ANO NOVO NA PRAÇA DA MATRIZ – por Lucivânio Jatobá

Meu pai chegava em casa, toda véspera de Ano Novo, com uma lata de queijo do reino Borboleta. Tinha um prazer enorme de abrir com uma espécie de chave atípica cinza aquela lata avermelhada. Eu abominava queijo do reino… Preferia o saboroso queijo de manteiga, que era vendido bem baratinho no mercado da feira de Vitória de Santo Antão. Ano Novo exigia, na concepção do meu pai, queijo do reino. Ponto final!

À noite nos dirigíamos à Praça da Matriz. Era ali onde se reuniam os vitorienses para sentir a “passagem de Ano”. O ambiente era mágico para minha ótica de menino. Imperavam a diversão, a ludicidade, a fantasia. O cachorro quente de Mané Poças, sempre presente nas festas do Livramento, estava lá, naquela barraquinha que exibia cordas de cebolas e pimentões pendurados. Eu e meus irmãos comíamos aquela delícia de cachorro quente até não aguentar mais. Havia também o caranguejo, aquele crustáceo estranho e avermelhado. Meu pai adorava… Eu tinha preguiça de partir as patas para comer insignificantes parcelas de uma carne branca. Talvez preferisse as piabinhas do Tapacurá bem torradas…

Preferia mesmo era fazer a pescaria na Barraca da Sorte ou ver meu pai atirar (e errar), com espingarda de ar comprimido, nas carteiras de cigarros Astória e Minister. Tinha também as barcaças. Passava dez minutos indo pra lá e pra ca´, numa repetição monótona, até o labirinto protestar, impondo-me uma náusea e certa tontura. Restavam-me, ainda, umas voltas na Roda Gigante, que me permitiam enxergar tudo e todos menores. Sentia-me gigante, onipotente, quando a roda gigante parava e eu ficava lá em cima apreciando o meu mundo… Como era vasto o mundo.
De repente, Meia-Noite. Apagavam-se, por segundos intermináveis, todas as luzes da cidade. Foguetões pipocavam. Um novo ano tinha início. Novo tempo. Novas esperanças. Alguns amigos do meu pai já estavam visivelmente embriagados. Pessoas se abraçavam. Outras choravam. Ouvia-se sempre de um e de outro: Feliz Ano Novo, seu Emídio! Feliz Ano Novo!
No dia seguinte, a cidade mergulhava numa melancolia indescritível.

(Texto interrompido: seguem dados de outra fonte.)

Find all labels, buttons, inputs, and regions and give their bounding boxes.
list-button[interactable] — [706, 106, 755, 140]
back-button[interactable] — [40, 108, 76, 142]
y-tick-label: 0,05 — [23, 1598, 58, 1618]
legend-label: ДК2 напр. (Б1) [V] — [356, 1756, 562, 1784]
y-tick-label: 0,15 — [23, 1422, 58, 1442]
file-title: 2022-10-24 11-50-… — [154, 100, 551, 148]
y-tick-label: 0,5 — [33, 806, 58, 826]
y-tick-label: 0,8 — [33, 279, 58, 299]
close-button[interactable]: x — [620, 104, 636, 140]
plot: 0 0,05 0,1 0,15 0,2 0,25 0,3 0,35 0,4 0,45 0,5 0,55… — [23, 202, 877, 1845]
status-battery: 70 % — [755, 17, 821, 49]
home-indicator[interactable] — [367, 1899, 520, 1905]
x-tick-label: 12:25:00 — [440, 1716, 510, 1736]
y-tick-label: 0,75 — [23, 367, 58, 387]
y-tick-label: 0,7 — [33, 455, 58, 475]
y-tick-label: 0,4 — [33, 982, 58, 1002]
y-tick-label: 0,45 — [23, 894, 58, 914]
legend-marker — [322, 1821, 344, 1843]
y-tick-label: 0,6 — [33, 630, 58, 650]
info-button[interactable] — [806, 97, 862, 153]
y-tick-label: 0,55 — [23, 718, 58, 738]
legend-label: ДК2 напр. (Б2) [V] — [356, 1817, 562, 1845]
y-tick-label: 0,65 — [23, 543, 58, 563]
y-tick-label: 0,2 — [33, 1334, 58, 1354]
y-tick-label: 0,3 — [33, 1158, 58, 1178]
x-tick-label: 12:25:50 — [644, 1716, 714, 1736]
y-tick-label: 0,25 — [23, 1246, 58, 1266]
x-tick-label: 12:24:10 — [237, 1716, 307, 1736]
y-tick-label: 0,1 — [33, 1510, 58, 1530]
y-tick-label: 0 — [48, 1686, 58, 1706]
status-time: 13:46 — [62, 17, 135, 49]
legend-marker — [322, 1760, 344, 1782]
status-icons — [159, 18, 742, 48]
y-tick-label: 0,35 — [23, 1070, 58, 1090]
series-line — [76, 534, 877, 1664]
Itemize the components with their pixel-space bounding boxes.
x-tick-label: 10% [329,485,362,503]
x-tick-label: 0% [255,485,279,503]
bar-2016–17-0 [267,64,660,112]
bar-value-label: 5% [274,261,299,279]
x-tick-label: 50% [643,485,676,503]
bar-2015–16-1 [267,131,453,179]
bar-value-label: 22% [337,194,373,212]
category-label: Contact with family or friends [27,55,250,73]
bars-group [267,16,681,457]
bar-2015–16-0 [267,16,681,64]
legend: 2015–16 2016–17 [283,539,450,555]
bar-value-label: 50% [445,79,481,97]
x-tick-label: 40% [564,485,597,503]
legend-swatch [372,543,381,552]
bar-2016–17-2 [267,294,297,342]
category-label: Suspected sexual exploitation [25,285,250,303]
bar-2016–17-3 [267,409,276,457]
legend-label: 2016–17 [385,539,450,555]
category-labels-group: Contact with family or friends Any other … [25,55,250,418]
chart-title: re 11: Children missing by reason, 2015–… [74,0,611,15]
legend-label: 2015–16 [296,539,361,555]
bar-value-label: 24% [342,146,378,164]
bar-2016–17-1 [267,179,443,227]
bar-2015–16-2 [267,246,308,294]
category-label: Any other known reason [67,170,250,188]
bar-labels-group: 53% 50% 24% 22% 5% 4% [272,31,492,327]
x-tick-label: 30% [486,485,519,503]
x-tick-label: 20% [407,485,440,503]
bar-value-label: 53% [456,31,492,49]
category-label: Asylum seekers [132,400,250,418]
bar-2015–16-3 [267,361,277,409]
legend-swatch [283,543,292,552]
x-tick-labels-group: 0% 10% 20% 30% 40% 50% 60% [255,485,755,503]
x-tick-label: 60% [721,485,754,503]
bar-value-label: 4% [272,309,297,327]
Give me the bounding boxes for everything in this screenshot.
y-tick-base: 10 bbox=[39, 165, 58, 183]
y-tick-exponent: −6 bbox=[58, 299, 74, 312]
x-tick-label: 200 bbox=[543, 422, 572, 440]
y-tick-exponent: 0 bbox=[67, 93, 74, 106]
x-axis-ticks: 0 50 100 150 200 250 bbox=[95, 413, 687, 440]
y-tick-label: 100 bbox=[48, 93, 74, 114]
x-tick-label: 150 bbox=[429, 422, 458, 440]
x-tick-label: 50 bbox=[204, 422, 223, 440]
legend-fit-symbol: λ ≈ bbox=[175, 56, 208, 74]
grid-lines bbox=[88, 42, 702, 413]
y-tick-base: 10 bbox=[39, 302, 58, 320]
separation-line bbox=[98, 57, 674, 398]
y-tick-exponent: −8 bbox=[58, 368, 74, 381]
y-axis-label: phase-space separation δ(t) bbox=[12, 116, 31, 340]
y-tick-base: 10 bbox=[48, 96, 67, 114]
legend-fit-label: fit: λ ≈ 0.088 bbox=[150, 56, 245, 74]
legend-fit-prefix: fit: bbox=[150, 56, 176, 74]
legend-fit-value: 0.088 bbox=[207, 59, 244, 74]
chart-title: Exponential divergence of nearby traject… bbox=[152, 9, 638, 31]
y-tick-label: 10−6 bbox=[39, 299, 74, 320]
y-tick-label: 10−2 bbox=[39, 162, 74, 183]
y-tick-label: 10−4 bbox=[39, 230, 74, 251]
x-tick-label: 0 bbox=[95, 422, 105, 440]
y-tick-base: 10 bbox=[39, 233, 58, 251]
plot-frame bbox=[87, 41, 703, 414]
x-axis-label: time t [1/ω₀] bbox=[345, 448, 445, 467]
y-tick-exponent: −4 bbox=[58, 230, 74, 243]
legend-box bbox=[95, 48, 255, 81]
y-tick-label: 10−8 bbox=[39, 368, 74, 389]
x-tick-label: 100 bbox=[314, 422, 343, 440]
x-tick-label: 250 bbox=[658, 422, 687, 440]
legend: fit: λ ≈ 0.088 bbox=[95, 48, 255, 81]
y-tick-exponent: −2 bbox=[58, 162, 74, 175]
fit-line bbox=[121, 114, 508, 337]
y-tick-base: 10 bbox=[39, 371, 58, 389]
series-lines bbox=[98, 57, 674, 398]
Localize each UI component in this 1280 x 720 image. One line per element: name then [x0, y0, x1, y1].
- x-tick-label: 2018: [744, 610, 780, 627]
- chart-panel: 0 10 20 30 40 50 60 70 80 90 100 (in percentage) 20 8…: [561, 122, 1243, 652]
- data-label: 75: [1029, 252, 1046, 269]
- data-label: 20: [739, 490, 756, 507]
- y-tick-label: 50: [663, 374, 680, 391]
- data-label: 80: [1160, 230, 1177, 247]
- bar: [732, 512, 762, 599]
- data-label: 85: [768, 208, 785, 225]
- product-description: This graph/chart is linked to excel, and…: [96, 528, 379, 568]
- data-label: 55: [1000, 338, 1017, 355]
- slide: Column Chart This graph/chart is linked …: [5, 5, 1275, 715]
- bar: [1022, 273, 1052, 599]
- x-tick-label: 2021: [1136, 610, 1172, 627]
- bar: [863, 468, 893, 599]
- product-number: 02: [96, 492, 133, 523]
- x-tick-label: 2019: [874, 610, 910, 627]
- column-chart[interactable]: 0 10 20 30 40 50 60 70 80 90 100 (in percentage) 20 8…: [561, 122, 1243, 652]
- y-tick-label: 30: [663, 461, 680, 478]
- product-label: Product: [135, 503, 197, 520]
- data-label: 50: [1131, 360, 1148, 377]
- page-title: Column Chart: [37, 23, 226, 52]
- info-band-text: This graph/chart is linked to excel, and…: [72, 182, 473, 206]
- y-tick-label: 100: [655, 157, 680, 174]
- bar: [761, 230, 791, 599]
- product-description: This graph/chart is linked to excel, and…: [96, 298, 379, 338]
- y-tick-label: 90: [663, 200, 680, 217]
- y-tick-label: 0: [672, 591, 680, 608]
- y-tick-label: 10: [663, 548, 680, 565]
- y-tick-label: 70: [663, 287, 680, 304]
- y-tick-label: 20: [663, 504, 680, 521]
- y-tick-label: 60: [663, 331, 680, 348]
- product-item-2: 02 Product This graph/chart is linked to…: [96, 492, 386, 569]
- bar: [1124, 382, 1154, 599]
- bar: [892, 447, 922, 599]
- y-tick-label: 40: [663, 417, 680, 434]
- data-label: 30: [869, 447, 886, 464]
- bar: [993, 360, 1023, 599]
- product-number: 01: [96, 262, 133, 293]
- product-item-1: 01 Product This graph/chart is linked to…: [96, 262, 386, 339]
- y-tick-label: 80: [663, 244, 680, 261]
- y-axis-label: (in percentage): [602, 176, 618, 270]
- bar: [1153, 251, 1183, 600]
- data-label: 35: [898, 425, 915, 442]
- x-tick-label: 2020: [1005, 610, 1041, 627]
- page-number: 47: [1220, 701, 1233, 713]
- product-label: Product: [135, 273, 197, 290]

O que antes era alegria, vida, mais lembrava um cenário de cidade arrasada. Na Praça da Matriz, os resíduos deixados pelas pessoas eram visíveis: restos de guardanapos de papel, copos quebrados, garrafas de champanhe espalhadas junto ao meio fio, o Clube Leão com as portas fechadas e os brinquedos, que tanto me divertiram na noite anterior, parados e amarrados com grossas correntes eram parte de um cenário triste.
Sentido precocemente aquilo que depois passei a conhecer- a depressão-, entregava-me ao jogo de bolinhas de gude na praça do Livramento, com alguns poucos amigos, numa fuga inconsciente da tristeza do primeiro dia do ano.
Na Cascatinha- o bar da Praça do Livramento, alguns bêbados retardatários, com a voz pastosa, comiam pé de galinha, ingeriam doses razoáveis de aguardente com Crush e cantavam desafinados um tango famoso que Nelson Gonçalves eternizara num disco de 78rpm, mais ou menos assim:

“Antigamente nos meus tempos de ventura
Quando eu voltava do trabalho para o lar
Deste bar alguém gritava com ironia:
“Entra mano, o fulano vai pagar”
Havia sempre alguém pagando um trago
Pelo simples direito de falar
Havia sempre uma tragédia entre dois copos
Nas gargalhadas de um infeliz a soluçar…”

Lucivânio Jatobá

1 pensou em “ANO NOVO NA PRAÇA DA MATRIZ – por Lucivânio Jatobá

  1. Noite de virado ano, na Praça da Matriz. Meu Deus, que lembrança…maravilhosa.. o cachorro quente, o caranguejo, os jogos de azar, a barcaça, a roda gigante… Como menino, ele esqueceu as bolas de gás… coloridas, lindas… É se descuidada… ganhavam o céu…
    O apagar das luzes…
    Era tão mágico, tão criança. Obrigada pilako, estas recordações não me matam, me dão vida!